If not for Dale Nathan, two Lakeville teens missing for more than two years may never have been found and reunited with their father.
Not that Nathan was happy about that. About two months ago, he told the Star Tribune that the reunification was a "tragedy," alleging it was another example of corrupt courts putting children with abusive parents.
Nathan, a longtime attorney who became an outspoken critic of the family justice system, died of lymphoma Saturday. The Eagan resident was 81.
Nathan was born in Kentucky where he got his law degree, then moved to Minnesota in 1965 where he worked as an attorney. His sister, Barb Liebschutz, said Nathan began taking pro bono cases of parents who felt they were being treated unfairly by the courts.

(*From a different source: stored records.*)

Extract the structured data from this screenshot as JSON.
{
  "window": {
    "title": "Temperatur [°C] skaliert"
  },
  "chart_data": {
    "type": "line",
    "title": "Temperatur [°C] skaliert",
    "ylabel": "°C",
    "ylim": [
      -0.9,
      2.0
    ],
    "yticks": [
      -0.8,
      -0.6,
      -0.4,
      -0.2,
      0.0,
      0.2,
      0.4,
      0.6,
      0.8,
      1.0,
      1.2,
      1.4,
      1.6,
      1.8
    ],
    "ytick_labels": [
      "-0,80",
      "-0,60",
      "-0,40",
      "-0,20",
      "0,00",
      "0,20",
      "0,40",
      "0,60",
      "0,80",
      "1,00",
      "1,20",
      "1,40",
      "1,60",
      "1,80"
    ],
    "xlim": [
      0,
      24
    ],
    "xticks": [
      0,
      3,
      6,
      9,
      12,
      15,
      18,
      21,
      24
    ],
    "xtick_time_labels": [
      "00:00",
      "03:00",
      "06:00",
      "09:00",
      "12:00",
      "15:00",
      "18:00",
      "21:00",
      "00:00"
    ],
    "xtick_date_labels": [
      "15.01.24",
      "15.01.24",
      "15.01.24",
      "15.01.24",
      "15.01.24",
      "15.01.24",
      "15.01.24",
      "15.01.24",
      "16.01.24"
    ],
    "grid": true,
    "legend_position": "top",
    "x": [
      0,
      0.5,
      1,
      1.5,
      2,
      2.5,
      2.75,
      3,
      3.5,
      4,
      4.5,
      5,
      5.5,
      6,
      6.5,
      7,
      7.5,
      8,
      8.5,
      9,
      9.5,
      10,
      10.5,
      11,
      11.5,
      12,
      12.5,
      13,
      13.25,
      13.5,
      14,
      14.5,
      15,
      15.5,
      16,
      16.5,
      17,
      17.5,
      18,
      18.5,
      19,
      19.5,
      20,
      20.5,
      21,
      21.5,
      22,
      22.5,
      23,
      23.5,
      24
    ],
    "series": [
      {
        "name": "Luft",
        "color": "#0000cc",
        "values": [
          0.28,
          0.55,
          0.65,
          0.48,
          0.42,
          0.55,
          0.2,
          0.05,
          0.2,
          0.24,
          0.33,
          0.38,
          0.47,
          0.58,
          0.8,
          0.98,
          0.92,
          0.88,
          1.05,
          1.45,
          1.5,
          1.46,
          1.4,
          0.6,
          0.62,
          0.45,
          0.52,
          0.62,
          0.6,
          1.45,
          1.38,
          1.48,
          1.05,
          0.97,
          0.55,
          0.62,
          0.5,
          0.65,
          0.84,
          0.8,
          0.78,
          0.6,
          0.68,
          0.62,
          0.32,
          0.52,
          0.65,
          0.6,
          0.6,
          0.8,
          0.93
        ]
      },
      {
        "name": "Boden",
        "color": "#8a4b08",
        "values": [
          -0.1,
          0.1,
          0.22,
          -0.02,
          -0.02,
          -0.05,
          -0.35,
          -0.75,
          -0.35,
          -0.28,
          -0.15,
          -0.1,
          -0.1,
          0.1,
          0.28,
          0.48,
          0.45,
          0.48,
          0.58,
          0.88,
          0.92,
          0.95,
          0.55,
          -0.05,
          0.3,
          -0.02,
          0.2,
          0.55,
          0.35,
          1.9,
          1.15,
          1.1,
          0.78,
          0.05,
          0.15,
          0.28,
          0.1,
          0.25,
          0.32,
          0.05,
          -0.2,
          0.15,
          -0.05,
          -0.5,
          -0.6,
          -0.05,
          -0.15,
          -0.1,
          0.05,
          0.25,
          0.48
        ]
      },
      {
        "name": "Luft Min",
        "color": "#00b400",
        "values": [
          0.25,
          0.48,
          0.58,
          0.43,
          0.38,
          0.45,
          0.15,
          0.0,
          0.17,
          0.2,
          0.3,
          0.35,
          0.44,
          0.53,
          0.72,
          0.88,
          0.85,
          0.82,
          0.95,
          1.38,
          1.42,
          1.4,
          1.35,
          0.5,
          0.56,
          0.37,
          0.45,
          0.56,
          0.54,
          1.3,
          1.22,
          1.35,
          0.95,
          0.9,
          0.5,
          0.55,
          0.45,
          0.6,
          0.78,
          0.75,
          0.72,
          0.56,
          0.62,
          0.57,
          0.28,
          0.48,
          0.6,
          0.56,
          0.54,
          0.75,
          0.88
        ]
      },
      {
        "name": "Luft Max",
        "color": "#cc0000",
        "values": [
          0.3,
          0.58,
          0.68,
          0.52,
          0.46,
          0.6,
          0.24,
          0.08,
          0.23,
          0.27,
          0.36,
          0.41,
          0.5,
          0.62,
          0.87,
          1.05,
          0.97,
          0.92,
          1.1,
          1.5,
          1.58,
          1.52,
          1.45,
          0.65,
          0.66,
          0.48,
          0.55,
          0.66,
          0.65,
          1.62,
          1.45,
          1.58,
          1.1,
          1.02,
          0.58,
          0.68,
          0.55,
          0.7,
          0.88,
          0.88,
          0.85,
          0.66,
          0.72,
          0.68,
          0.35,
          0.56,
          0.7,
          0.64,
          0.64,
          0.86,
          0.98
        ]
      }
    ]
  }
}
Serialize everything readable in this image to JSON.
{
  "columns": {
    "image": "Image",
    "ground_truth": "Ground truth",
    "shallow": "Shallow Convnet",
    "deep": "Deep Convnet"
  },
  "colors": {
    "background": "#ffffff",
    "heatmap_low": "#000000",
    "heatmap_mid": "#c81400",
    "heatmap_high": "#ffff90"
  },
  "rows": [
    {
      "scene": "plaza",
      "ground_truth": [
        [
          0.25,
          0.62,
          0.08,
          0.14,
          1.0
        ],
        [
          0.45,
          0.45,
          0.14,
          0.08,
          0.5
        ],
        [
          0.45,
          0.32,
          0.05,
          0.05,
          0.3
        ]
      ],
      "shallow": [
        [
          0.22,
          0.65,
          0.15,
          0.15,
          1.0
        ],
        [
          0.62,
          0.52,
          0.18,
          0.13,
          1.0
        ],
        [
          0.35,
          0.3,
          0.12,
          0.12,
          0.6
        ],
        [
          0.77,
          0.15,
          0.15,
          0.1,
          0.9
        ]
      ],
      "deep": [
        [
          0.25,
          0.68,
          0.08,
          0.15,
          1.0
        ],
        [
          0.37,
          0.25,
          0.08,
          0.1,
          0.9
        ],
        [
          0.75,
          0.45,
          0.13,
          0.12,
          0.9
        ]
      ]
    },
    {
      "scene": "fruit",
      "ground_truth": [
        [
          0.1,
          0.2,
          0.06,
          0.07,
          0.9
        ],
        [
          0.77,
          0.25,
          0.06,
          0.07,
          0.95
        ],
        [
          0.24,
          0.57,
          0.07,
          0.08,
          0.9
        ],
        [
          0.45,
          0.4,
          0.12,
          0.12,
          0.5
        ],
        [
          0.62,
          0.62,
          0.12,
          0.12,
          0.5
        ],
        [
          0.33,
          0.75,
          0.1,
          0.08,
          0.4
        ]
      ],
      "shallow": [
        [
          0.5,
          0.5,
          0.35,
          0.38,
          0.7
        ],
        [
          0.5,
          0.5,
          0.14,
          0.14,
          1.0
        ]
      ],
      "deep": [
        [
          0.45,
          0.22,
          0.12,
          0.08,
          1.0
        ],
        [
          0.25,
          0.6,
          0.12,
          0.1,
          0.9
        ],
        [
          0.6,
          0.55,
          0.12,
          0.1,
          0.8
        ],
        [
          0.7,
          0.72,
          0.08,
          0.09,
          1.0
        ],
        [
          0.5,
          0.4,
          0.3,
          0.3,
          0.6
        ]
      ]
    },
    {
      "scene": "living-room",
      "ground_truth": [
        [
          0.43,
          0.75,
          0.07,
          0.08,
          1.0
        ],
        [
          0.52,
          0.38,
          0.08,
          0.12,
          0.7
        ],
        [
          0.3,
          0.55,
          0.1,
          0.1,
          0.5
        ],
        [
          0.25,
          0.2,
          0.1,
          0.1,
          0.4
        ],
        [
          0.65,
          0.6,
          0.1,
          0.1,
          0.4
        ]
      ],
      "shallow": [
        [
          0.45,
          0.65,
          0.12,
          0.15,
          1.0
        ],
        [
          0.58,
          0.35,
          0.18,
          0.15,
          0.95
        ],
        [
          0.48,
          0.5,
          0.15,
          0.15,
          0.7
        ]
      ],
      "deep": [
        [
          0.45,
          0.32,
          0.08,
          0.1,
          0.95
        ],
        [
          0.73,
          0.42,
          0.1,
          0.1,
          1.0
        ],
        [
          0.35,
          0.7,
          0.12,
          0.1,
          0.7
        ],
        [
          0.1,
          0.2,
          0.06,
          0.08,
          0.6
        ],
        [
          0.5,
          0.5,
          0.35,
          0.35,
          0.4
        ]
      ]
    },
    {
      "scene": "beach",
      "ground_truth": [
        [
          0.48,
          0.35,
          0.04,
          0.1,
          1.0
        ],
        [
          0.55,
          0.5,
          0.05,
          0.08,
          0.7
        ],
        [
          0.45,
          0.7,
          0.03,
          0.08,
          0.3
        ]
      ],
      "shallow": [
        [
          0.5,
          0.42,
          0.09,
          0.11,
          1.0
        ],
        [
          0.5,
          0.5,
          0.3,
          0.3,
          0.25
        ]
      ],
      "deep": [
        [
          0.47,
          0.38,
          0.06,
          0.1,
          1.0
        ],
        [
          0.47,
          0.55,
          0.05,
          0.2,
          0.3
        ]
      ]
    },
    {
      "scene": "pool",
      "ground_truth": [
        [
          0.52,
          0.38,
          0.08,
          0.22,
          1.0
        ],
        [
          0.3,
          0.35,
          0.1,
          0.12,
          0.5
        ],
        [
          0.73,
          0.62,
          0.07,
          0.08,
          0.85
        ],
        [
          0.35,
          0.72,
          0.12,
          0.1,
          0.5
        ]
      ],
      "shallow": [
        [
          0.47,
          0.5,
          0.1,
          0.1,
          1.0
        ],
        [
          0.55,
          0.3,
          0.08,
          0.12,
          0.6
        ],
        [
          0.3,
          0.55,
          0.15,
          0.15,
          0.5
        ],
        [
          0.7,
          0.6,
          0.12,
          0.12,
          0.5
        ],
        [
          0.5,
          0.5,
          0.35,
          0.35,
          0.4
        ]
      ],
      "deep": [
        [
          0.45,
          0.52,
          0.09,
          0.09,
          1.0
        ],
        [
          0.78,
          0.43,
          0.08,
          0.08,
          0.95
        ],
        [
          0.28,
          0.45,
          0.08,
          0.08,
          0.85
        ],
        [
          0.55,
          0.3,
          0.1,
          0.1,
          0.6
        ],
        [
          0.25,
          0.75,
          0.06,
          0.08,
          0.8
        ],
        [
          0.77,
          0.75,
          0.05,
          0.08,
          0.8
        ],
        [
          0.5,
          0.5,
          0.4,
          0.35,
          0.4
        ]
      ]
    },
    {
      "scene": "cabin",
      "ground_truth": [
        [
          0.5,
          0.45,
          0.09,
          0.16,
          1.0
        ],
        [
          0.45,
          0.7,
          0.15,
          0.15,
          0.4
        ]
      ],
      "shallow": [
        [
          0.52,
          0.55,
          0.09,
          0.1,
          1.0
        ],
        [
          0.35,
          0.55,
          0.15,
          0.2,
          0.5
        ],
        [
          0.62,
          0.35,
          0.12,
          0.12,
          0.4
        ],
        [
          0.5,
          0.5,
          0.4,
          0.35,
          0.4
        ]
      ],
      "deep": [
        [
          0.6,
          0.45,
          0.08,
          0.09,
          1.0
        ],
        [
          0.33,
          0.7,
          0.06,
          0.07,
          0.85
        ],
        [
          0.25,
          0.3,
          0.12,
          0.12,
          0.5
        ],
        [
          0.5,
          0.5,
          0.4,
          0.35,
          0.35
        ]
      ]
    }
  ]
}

His practice became controversial. By 2003 he had been admonished twice by the Minnesota Lawyers Professional Responsibility Board for what was described as harassing and frivolous conduct.
By then Nathan had spent 54 days in jail for contempt after refusing to tell a judge where a client was hiding her missing child. In another case, a Ramsey County judge got fed up with Nathan as he represented a woman trying to keep the parental rights to her two children. The judge ordered Nathan to stop harassing and threatening a social worker and therapist on the case, and not to make any details of the case public.
Nathan defied the order.
"Occasionally," Nathan explained at the time, "it is necessary to violate a court order or even a law in order to correct serious injustices."